I know that in the greater scheme of things that there are worse things in the world than this, but nonetheless I found this a depressing turn of events. I genuinely feared that I would never get up to full speed again and that the pride in running a medium distance (let alone a long distance) without stopping was something that I would never enjoy again.
But then I remembered the device that was tracking my decline could also be used to put that trend into reverse. I bought a Garmin Forerunner 245 back in 2019, but hadn’t bothered with the built-in Garmin Coach because I hadn’t needed it. Now, however, I was certainly in need of coaching. I wasn’t sure how much of the inability to run more than 3K was in my head. Maybe in lockdown I’d just forgotten what the feeling of runner’s discomfort felt like?

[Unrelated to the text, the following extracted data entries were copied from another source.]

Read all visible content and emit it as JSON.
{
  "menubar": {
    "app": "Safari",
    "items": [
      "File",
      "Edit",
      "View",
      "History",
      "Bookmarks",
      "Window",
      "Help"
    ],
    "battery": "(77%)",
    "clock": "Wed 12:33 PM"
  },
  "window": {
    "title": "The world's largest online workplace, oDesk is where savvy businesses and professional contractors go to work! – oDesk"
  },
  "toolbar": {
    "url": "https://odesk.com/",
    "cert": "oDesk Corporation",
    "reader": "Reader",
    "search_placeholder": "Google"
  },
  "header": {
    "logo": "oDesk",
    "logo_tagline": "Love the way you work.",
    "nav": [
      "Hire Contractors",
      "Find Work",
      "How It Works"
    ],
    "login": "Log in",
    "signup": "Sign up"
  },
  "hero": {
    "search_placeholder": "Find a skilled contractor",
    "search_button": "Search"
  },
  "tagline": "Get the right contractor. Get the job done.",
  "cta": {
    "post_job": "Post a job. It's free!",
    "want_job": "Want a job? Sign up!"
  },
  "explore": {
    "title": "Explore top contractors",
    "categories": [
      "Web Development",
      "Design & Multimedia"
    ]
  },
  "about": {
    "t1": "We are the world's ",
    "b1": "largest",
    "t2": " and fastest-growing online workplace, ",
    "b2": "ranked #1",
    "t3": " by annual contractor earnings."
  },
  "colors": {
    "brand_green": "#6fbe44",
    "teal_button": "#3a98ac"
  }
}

For those unfamiliar with Garmin Coach, it’s a feature of select Garmin watches (the Forerunner 45 or Vivoactive 3 seem to be the cheapest compatible options) that schedules a training program based on your 5- or 10K goals, adapted to your performance and the metrics it picks up along the way. This can be as simple as just running it without stopping, or it can train you to a certain time goal. You select the days you can work out on, and Garmin comes up with instructions for that day all readable on the wrist.
So I set up a 3-month training program with the ultimate goal of hitting 5K in 26 minutes by February. This involves four runs per week with different goals each time; sometimes it will involve a slow-pace run for 30 minutes, and other times it will involve doing short sprints. For each segment, the watch has a handy meter to show you if you’re going too fast or too slow — just stay in the green segment and you'll be fine. Each session has a built-in warm up and warm down time, and there’s usually the option of doing an extra 5 to 10 minute ‘encore’ if you’re feeling strong.
Four weeks into the program, and I have to say the goal still feels a touch optimistic to me, but currently the Garmin ‘confidence’ rating about my chances of success has me just on the edge of “extremely confident”. Tomorrow’s run is a “Time Trial” where I have to run 1.61km as fast as I can, so I guess we’ll see how far I’ve come then.
But whether I succeed or not, I would recommend anyone in a similar running slump give it a go, provided they feel up to it (and if in doubt, consult your doctor). Not only is it making me feel better and more confident that my illness was just a blip, but the schedule is giving me a sense of purpose in a pandemic-packed world where it’s all too easy to feel adrift as days blur into one.
Now I'm rolling on to February 20 for race day. If all goes to plan, I might start it all over again with a more ambitious time target, or up it to 10K.